For shooting videos, the iPhone 7 Plus is miles ahead of other phones in the market. The image stabilisation, the way it deals with focus and the way it processes the footage flawless.
Actually, the features and performance of the iPhone 7 Plus camera make it a very good phone for photographers. It’s an all-rounder and may be that is why Gundotra fell in love with it. But it’s not best and no, Android is not years behind the iPhone when it comes to photography. The iPhone right now has an Achilles’ heel and that is its relatively smaller image sensor. In comparison, there are three Android phones that have stellar image sensors inside them, which give them an edge.
These three phones are: Galaxy S8 (Indian version with Samsung ISOCELL image sensor), Google Pixel (and Pixel XL) and HTC U11.
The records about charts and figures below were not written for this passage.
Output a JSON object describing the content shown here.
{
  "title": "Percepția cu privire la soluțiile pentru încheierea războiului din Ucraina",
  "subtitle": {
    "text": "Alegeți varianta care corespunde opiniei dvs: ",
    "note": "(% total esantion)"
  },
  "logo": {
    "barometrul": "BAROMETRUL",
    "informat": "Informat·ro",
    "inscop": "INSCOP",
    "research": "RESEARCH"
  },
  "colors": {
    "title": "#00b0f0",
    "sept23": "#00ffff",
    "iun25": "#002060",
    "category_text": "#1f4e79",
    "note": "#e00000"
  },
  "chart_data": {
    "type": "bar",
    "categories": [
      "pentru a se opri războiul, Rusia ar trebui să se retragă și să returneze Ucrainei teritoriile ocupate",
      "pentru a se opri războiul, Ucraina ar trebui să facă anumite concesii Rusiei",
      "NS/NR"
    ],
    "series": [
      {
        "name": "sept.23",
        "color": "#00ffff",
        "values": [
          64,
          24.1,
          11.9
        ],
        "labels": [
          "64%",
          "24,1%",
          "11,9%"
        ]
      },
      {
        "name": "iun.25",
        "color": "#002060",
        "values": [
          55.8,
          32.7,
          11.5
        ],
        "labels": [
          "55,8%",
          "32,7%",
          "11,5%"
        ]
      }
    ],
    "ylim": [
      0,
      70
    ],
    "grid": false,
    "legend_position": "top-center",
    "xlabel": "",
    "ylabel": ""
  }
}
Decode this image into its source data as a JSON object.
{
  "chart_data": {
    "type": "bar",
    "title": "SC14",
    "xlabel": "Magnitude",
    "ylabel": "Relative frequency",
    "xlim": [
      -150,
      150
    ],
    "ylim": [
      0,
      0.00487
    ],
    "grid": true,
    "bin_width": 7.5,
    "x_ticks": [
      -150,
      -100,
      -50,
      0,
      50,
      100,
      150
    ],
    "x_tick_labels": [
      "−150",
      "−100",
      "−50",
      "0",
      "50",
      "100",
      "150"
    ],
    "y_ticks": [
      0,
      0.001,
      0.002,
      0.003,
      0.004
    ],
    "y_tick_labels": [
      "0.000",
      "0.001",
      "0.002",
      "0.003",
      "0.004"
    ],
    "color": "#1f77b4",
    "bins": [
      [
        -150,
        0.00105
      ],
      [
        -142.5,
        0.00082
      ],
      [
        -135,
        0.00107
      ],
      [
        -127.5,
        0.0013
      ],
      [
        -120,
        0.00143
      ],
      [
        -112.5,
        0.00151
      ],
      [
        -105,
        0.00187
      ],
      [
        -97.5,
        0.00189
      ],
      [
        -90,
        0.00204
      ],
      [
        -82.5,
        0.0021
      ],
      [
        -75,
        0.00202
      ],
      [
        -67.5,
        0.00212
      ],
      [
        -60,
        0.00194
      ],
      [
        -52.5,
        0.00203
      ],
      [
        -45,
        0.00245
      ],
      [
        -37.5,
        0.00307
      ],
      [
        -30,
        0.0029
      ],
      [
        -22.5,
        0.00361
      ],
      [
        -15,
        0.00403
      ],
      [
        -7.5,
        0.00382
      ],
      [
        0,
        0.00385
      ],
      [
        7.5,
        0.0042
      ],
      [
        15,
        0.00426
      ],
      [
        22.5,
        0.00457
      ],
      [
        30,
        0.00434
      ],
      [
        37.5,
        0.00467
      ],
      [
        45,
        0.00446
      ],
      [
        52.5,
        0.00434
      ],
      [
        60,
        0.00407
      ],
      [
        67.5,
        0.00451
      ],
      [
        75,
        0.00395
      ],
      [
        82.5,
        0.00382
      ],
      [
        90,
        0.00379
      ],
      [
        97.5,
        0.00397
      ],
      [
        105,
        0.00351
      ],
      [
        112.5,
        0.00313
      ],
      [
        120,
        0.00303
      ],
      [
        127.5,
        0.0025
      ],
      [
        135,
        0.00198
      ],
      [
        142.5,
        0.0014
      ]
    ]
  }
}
All these three phones not only click photos with great amount of details they also have superb dynamic range and ability to deal with low light in a better way. In fact, in low light there is no comparison. A Samsung galaxy S8 or a Google Pixel in low light beats the iPhone with ease. In photos clicked with these high-end Android phones, the shadows are cleaner, the noise is lower, the colours are punchier and there is more dynamic light.
Clicked with Google Pixel
Of these all, the Google Pixel is truly remarkable. When compared to a phone like the iPhone 7 Plus, it lacks the fancy portrait mode or telephoto lens. Although it does have a sort of feature that allows users to shoot blurred background. But when it comes to pure image quality, there is no competition between the Pixel and the iPhone 7 Plus. Even in good light, where the larger image sensor in the Pixel is not much of an advantage the Pixel clicks photos that have much better details and a photo that less noise in shadows.
In low light too, the Pixel beats the iPhone with ease. It is a wonderful photography tool with the best camera ever seen in a mobile phone. And for some of its stellar performance the Pixel employs the same technology — computational photography — that impresses Gundotra so much in the iPhone 7 Plus. It’s just that instead using its algorithms to blur background, the Pixel uses them to create higher dynamic range. This is why sunset photos clicked with the Pixel are some of the best you will see. the computational photography is also something that gives the Pixel an edge in low light, as it helps the camera in the phone to intelligently map and process the data it is capturing.
The question to this answer is simple: if you are going to shoot still images, there is no option for you but to take the Google Pixel. It is phenomenally good for still images. But video is your concern, then there is nothing better than the iPhone 7 Plus.
Both are good enough for most people. But my personal preference remains the Google Pixel because of the quality of photos it clicks in low light. This may change once the iPhone 8 with its revamped camera arrives. Or it may not. But right now, there is very little doubt in my mind — and this after using both the iPhone 7 Plus and the Pixel — that Google’s phone is definitely not behind the iPhone in photography.